There are still some other unknowns. Has it spread to the lymph nodes? Since it's an invasive cancer, they need to check for that by doing a sentinel lymph node biopsy - another surgery under general anesthesia in which she'd made a small incision in my armpit and then remove one, two or three sentinel nodes. I asked if the pathologist who read my breast MRI had spotted anything on my lymph nodes and wriggled with automatic teacher's-pet pleasure when she said, "Good question." The answer wasn't entirely reassuring: "He noted that your lymph nodes were prominent but there was no sign of malignancy.
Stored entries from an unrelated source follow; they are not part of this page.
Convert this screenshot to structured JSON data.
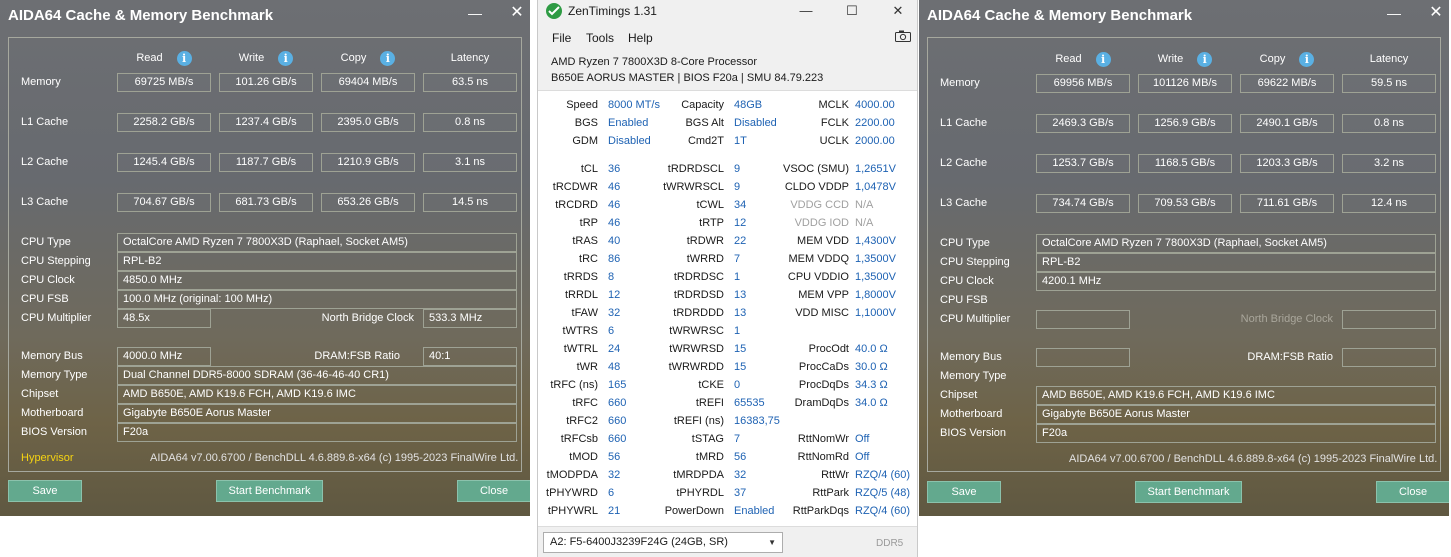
{
  "left": {
    "title": "AIDA64 Cache & Memory Benchmark",
    "min_glyph": "—",
    "close_glyph": "✕",
    "headers": [
      "Read",
      "Write",
      "Copy",
      "Latency"
    ],
    "rows": [
      {
        "label": "Memory",
        "read": "69725 MB/s",
        "write": "101.26 GB/s",
        "copy": "69404 MB/s",
        "latency": "63.5 ns"
      },
      {
        "label": "L1 Cache",
        "read": "2258.2 GB/s",
        "write": "1237.4 GB/s",
        "copy": "2395.0 GB/s",
        "latency": "0.8 ns"
      },
      {
        "label": "L2 Cache",
        "read": "1245.4 GB/s",
        "write": "1187.7 GB/s",
        "copy": "1210.9 GB/s",
        "latency": "3.1 ns"
      },
      {
        "label": "L3 Cache",
        "read": "704.67 GB/s",
        "write": "681.73 GB/s",
        "copy": "653.26 GB/s",
        "latency": "14.5 ns"
      }
    ],
    "cpu_type_label": "CPU Type",
    "cpu_type": "OctalCore AMD Ryzen 7 7800X3D  (Raphael, Socket AM5)",
    "cpu_stepping_label": "CPU Stepping",
    "cpu_stepping": "RPL-B2",
    "cpu_clock_label": "CPU Clock",
    "cpu_clock": "4850.0 MHz",
    "cpu_fsb_label": "CPU FSB",
    "cpu_fsb": "100.0 MHz  (original: 100 MHz)",
    "cpu_mult_label": "CPU Multiplier",
    "cpu_mult": "48.5x",
    "nb_clock_label": "North Bridge Clock",
    "nb_clock": "533.3 MHz",
    "mem_bus_label": "Memory Bus",
    "mem_bus": "4000.0 MHz",
    "dram_ratio_label": "DRAM:FSB Ratio",
    "dram_ratio": "40:1",
    "mem_type_label": "Memory Type",
    "mem_type": "Dual Channel DDR5-8000 SDRAM  (36-46-46-40 CR1)",
    "chipset_label": "Chipset",
    "chipset": "AMD B650E, AMD K19.6 FCH, AMD K19.6 IMC",
    "mobo_label": "Motherboard",
    "mobo": "Gigabyte B650E Aorus Master",
    "bios_label": "BIOS Version",
    "bios": "F20a",
    "hypervisor": "Hypervisor",
    "footer": "AIDA64 v7.00.6700 / BenchDLL 4.6.889.8-x64  (c) 1995-2023 FinalWire Ltd.",
    "save": "Save",
    "start": "Start Benchmark",
    "close": "Close"
  },
  "right": {
    "title": "AIDA64 Cache & Memory Benchmark",
    "min_glyph": "—",
    "close_glyph": "✕",
    "headers": [
      "Read",
      "Write",
      "Copy",
      "Latency"
    ],
    "rows": [
      {
        "label": "Memory",
        "read": "69956 MB/s",
        "write": "101126 MB/s",
        "copy": "69622 MB/s",
        "latency": "59.5 ns"
      },
      {
        "label": "L1 Cache",
        "read": "2469.3 GB/s",
        "write": "1256.9 GB/s",
        "copy": "2490.1 GB/s",
        "latency": "0.8 ns"
      },
      {
        "label": "L2 Cache",
        "read": "1253.7 GB/s",
        "write": "1168.5 GB/s",
        "copy": "1203.3 GB/s",
        "latency": "3.2 ns"
      },
      {
        "label": "L3 Cache",
        "read": "734.74 GB/s",
        "write": "709.53 GB/s",
        "copy": "711.61 GB/s",
        "latency": "12.4 ns"
      }
    ],
    "cpu_type_label": "CPU Type",
    "cpu_type": "OctalCore AMD Ryzen 7 7800X3D  (Raphael, Socket AM5)",
    "cpu_stepping_label": "CPU Stepping",
    "cpu_stepping": "RPL-B2",
    "cpu_clock_label": "CPU Clock",
    "cpu_clock": "4200.1 MHz",
    "cpu_fsb_label": "CPU FSB",
    "cpu_fsb": "",
    "cpu_mult_label": "CPU Multiplier",
    "cpu_mult": "",
    "nb_clock_label": "North Bridge Clock",
    "nb_clock": "",
    "mem_bus_label": "Memory Bus",
    "mem_bus": "",
    "dram_ratio_label": "DRAM:FSB Ratio",
    "dram_ratio": "",
    "mem_type_label": "Memory Type",
    "mem_type": "",
    "chipset_label": "Chipset",
    "chipset": "AMD B650E, AMD K19.6 FCH, AMD K19.6 IMC",
    "mobo_label": "Motherboard",
    "mobo": "Gigabyte B650E Aorus Master",
    "bios_label": "BIOS Version",
    "bios": "F20a",
    "hypervisor": "",
    "footer": "AIDA64 v7.00.6700 / BenchDLL 4.6.889.8-x64  (c) 1995-2023 FinalWire Ltd.",
    "save": "Save",
    "start": "Start Benchmark",
    "close": "Close"
  },
  "zen": {
    "title": "ZenTimings 1.31",
    "ctl_min": "—",
    "ctl_max": "☐",
    "ctl_close": "✕",
    "menu": [
      "File",
      "Tools",
      "Help"
    ],
    "cpu": "AMD Ryzen 7 7800X3D 8-Core Processor",
    "board": "B650E AORUS MASTER | BIOS F20a | SMU 84.79.223",
    "top": [
      [
        "Speed",
        "8000 MT/s",
        "Capacity",
        "48GB",
        "MCLK",
        "4000.00"
      ],
      [
        "BGS",
        "Enabled",
        "BGS Alt",
        "Disabled",
        "FCLK",
        "2200.00"
      ],
      [
        "GDM",
        "Disabled",
        "Cmd2T",
        "1T",
        "UCLK",
        "2000.00"
      ]
    ],
    "timings": [
      [
        "tCL",
        "36",
        "tRDRDSCL",
        "9",
        "VSOC (SMU)",
        "1,2651V"
      ],
      [
        "tRCDWR",
        "46",
        "tWRWRSCL",
        "9",
        "CLDO VDDP",
        "1,0478V"
      ],
      [
        "tRCDRD",
        "46",
        "tCWL",
        "34",
        "VDDG CCD",
        "N/A"
      ],
      [
        "tRP",
        "46",
        "tRTP",
        "12",
        "VDDG IOD",
        "N/A"
      ],
      [
        "tRAS",
        "40",
        "tRDWR",
        "22",
        "MEM VDD",
        "1,4300V"
      ],
      [
        "tRC",
        "86",
        "tWRRD",
        "7",
        "MEM VDDQ",
        "1,3500V"
      ],
      [
        "tRRDS",
        "8",
        "tRDRDSC",
        "1",
        "CPU VDDIO",
        "1,3500V"
      ],
      [
        "tRRDL",
        "12",
        "tRDRDSD",
        "13",
        "MEM VPP",
        "1,8000V"
      ],
      [
        "tFAW",
        "32",
        "tRDRDDD",
        "13",
        "VDD MISC",
        "1,1000V"
      ],
      [
        "tWTRS",
        "6",
        "tWRWRSC",
        "1",
        "",
        ""
      ],
      [
        "tWTRL",
        "24",
        "tWRWRSD",
        "15",
        "ProcOdt",
        "40.0 Ω"
      ],
      [
        "tWR",
        "48",
        "tWRWRDD",
        "15",
        "ProcCaDs",
        "30.0 Ω"
      ],
      [
        "tRFC (ns)",
        "165",
        "tCKE",
        "0",
        "ProcDqDs",
        "34.3 Ω"
      ],
      [
        "tRFC",
        "660",
        "tREFI",
        "65535",
        "DramDqDs",
        "34.0 Ω"
      ],
      [
        "tRFC2",
        "660",
        "tREFI (ns)",
        "16383,75",
        "",
        ""
      ],
      [
        "tRFCsb",
        "660",
        "tSTAG",
        "7",
        "RttNomWr",
        "Off"
      ],
      [
        "tMOD",
        "56",
        "tMRD",
        "56",
        "RttNomRd",
        "Off"
      ],
      [
        "tMODPDA",
        "32",
        "tMRDPDA",
        "32",
        "RttWr",
        "RZQ/4 (60)"
      ],
      [
        "tPHYWRD",
        "6",
        "tPHYRDL",
        "37",
        "RttPark",
        "RZQ/5 (48)"
      ],
      [
        "tPHYWRL",
        "21",
        "PowerDown",
        "Enabled",
        "RttParkDqs",
        "RZQ/4 (60)"
      ]
    ],
    "module": "A2: F5-6400J3239F24G (24GB, SR)",
    "module_arrow": "▼",
    "ddr": "DDR5"
  }
}
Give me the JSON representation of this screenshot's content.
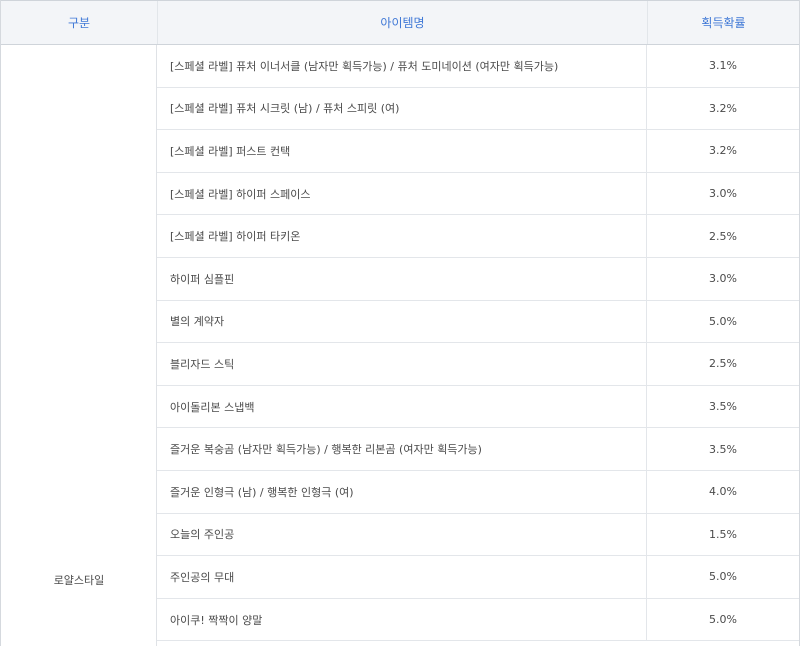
{
  "header": {
    "category": "구분",
    "item_name": "아이템명",
    "rate": "획득확률"
  },
  "category": "로얄스타일",
  "rows": [
    {
      "name": "[스페셜 라벨] 퓨처 이너서클 (남자만 획득가능) / 퓨처 도미네이션 (여자만 획득가능)",
      "rate": "3.1%"
    },
    {
      "name": "[스페셜 라벨] 퓨처 시크릿 (남) / 퓨처 스피릿 (여)",
      "rate": "3.2%"
    },
    {
      "name": "[스페셜 라벨] 퍼스트 컨택",
      "rate": "3.2%"
    },
    {
      "name": "[스페셜 라벨] 하이퍼 스페이스",
      "rate": "3.0%"
    },
    {
      "name": "[스페셜 라벨] 하이퍼 타키온",
      "rate": "2.5%"
    },
    {
      "name": "하이퍼 심플핀",
      "rate": "3.0%"
    },
    {
      "name": "별의 계약자",
      "rate": "5.0%"
    },
    {
      "name": "블리자드 스틱",
      "rate": "2.5%"
    },
    {
      "name": "아이돌리본 스냅백",
      "rate": "3.5%"
    },
    {
      "name": "즐거운 복숭곰 (남자만 획득가능) / 행복한 리본곰 (여자만 획득가능)",
      "rate": "3.5%"
    },
    {
      "name": "즐거운 인형극 (남) / 행복한 인형극 (여)",
      "rate": "4.0%"
    },
    {
      "name": "오늘의 주인공",
      "rate": "1.5%"
    },
    {
      "name": "주인공의 무대",
      "rate": "5.0%"
    },
    {
      "name": "아이쿠! 짝짝이 양말",
      "rate": "5.0%"
    }
  ]
}
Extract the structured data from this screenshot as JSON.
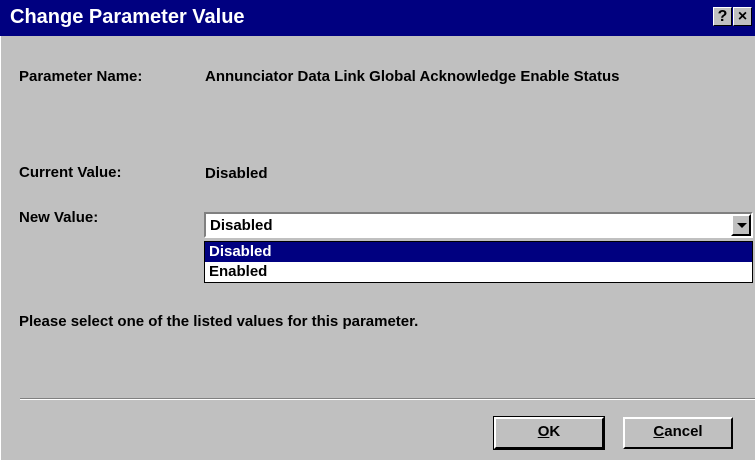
{
  "window": {
    "title": "Change Parameter Value",
    "help_button": "?",
    "close_button": "×"
  },
  "parameter_name": {
    "label": "Parameter Name:",
    "value": "Annunciator Data Link Global Acknowledge Enable Status"
  },
  "current_value": {
    "label": "Current Value:",
    "value": "Disabled"
  },
  "new_value": {
    "label": "New Value:",
    "selected": "Disabled",
    "options": [
      "Disabled",
      "Enabled"
    ]
  },
  "instruction": "Please select one of the listed values for this parameter.",
  "buttons": {
    "ok_mnemonic": "O",
    "ok_rest": "K",
    "cancel_mnemonic": "C",
    "cancel_rest": "ancel"
  }
}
They could have enlarged in reaction to the two needle biopsies you had earlier."

Since I'd spent the past week taking an accelerated medical course at Google U, I immediately asked about whether the lymph-node surgery could trigger lymphodema - a painful, debilitating and permanent condition in which your arm swells up with lymphatic fluid. (Warning: Do NOT read the Wikipedia entry on this, and do NOT look at the gruesome photographs therein.) She said the risk was only 3%, since she's be removing very few nodes.

She paused and said, "You're taking this remarkably well."

I mumbled something lame. "Well, what else can I do?" (Later, I thought of a few things: Cry, scream, throw things, curse at her, curse at the universe, etc.)

Next she'll send the cells they extracted for a test called Oncotype DX, which looks at 21 different gene types present in the tumor. The results will help determine if I should have chemo or not.

She wrapped up with the ultimate good news (and her cell phone number). "This is 100% surviveable. It's just a matter of jumping through hoops to get the appropriate treatment."